Pour autant, et bien qu’il ne croie pas à une pénurie, le ministre a déclaré qu’une hausse générale des prix était « inévitable », ce qui pourrait créer des « contraintes, notamment sociales ».

« Nous ressentons cette augmentation des prix, causée par l’inflation, la hausse des coûts de l’énergie et la hausse des facteurs de production, mais nous avons créé un ensemble de mesures, pour le secteur de l’agriculture et de la pêche, afin de minimiser ces augmentations », a déclaré Maria de Céu Antunes. .

Le responsable a reconnu les « incertitudes » sur la durée de la guerre en Ukraine et les impacts inhérents, mais a promis que le gouvernement « est attentif à la situation et prêt à appliquer des mesures », tout comme la situation avec la sécheresse au Portugal. .

« Nous avons un plan d’action à court terme, qui est déjà mis en œuvre, et un plan à moyen/long terme, pour créer des systèmes plus résilients et durables dans l’utilisation efficace de l’eau, ce qui est crucial pour nous afin de garantir les meilleures conditions pour production alimentaire dans la région du pays », a-t-il ajouté.

Sur cette question alimentaire, Maria do Céu Antunes a rappelé l’importance du secteur de la pêche, annonçant que la quantité de captures dans le pays est passée de 99 000 tonnes en 2020 à 124 000 en 2021, une tendance qui se poursuit cette année.

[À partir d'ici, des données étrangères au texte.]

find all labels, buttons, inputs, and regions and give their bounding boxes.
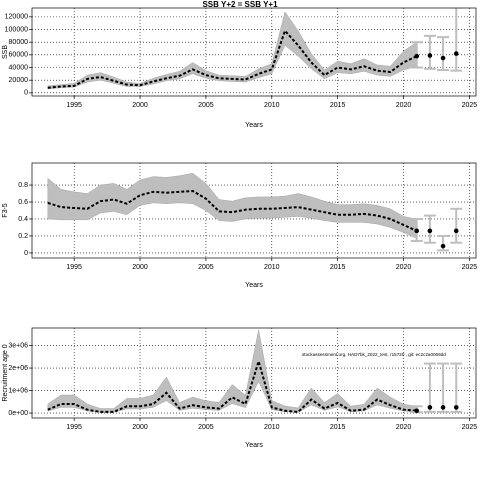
confidence-band [47,329,417,413]
x-tick-label: 2005 [198,264,214,271]
y-tick-label: 100000 [5,26,28,33]
plot-frame [31,162,477,259]
y-axis-label: SSB [2,45,9,59]
y-tick-label: 80000 [9,39,29,46]
estimate-line [47,357,417,413]
y-tick-label: 60000 [9,52,29,59]
y-tick-label: 0.2 [18,233,28,240]
y-tick-label: 1e+06 [8,387,28,394]
y-tick-label: 3e+06 [8,342,28,349]
plot [32,8,476,96]
x-tick-label: 2010 [264,264,280,271]
x-tick-label: 2025 [462,102,478,109]
chart-title: SSB Y+2 = SSB Y+1 [202,0,278,9]
y-tick-label: 0.6 [18,199,28,206]
y-tick-label: 2e+06 [8,365,28,372]
x-axis-label: Years [245,282,263,289]
x-axis-label: Years [245,442,263,449]
y-tick-label: 20000 [9,77,29,84]
y-tick-label: 0 [24,250,28,257]
y-axis-label: Recruitment age 0 [2,344,9,401]
y-tick-label: 0e+00 [8,410,28,417]
x-tick-label: 2015 [330,264,346,271]
forecast-point [427,405,433,410]
x-tick-label: 2000 [132,102,148,109]
y-tick-label: 120000 [5,14,28,21]
forecast-point [453,51,459,56]
estimate-line [47,189,418,232]
confidence-band [47,172,417,239]
y-tick-label: 0.8 [18,182,28,189]
x-tick-label: 2010 [264,102,280,109]
x-tick-label: 2000 [132,424,148,431]
forecast-point [427,53,433,58]
x-tick-label: 1995 [66,102,82,109]
plot-frame [31,327,477,419]
x-tick-label: 2015 [330,102,346,109]
estimate-line [47,28,418,89]
y-tick-label: 0.4 [18,216,28,223]
x-tick-label: 2005 [198,424,214,431]
x-tick-label: 2020 [396,102,412,109]
x-tick-label: 1995 [66,264,82,271]
x-tick-label: 2020 [396,264,412,271]
x-axis-label: Years [245,122,263,129]
x-tick-label: 2015 [330,424,346,431]
y-axis-label: F3-5 [2,203,9,218]
forecast-point [453,405,459,410]
forecast-point [414,408,420,414]
y-tick-label: 0 [24,90,28,97]
x-tick-label: 2005 [198,102,214,109]
forecast-point [440,55,446,61]
x-tick-label: 2000 [132,264,148,271]
x-tick-label: 1995 [66,424,82,431]
plot [32,163,476,258]
forecast-point [414,53,420,59]
forecast-point [414,228,420,234]
forecast-point [453,228,459,234]
y-tick-label: 40000 [9,64,29,71]
plot: stockassessment.org, HAD7bk_2022_test, r… [32,328,476,418]
x-tick-label: 2020 [396,424,412,431]
forecast-point [440,405,446,410]
annotation: stockassessment.org, HAD7bk_2022_test, r… [302,352,446,357]
x-tick-label: 2025 [462,424,478,431]
plot-frame [31,7,477,97]
forecast-point [427,228,433,234]
forecast-point [440,243,446,249]
x-tick-label: 2010 [264,424,280,431]
x-tick-label: 2025 [462,264,478,271]
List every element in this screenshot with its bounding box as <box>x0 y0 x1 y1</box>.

« En 2021, la valeur du poisson commercialisé dans les criées et les ports du Portugal continental a atteint 270 millions d’euros, ce qui représente une augmentation de 27% par rapport à 2020 et de 17,5% par rapport à 2019 », a-t-il déclaré.

Le ministre de l’Agriculture et de l’Alimentation a également déclaré que le secteur national de la pêche « a la valeur individuelle la plus élevée dans le paquet global des exportations de toute la chaîne agroalimentaire, représentant un milliard d’euros par an ».

« Nous devons continuer à soutenir ce secteur, et entre 2023 et 2027 il y aura le Fonds européen des affaires maritimes (FEAM) doté d’une dotation de plus de 500 millions d’euros, pour améliorer les conditions de sécurité de nos ports de pêche et encourager une pêche durable et durable. économiquement viable pour les collectivités », a-t-il annoncé.

Précisément sur les conditions de sécurité des pêcheurs, et après avoir été alerté par les maires de Póvoa de Varzim et de Vila do Conde sur la nécessité constante d’interventions dans les ports locaux, le ministre a garanti l’action du gouvernement.

« C’est absolument décisif. Nous avons travaillé avec Docapesca sur les plans de ces interventions et nous décentralisons les compétences afin que les municipalités elles-mêmes puissent travailler, avec le gouvernement, pour servir au mieux les communautés de pêcheurs et leur donner les meilleures conditions de sécurité », a promis le Ministre de l’Agriculture.

Maria do Céu Antunes était présente aujourd’hui à l’inauguration d’un nouveau complexe d’entrepôts d’équipements dans la communauté de pêcheurs de Póvoa de Varzim et Vila do Conde, district de Porto, promu par l’Associação Pró Maior Segurança dos Homens do Mar, et a participé à un hommage à José Festas, ancien président de l’organisation, décédé en 2021.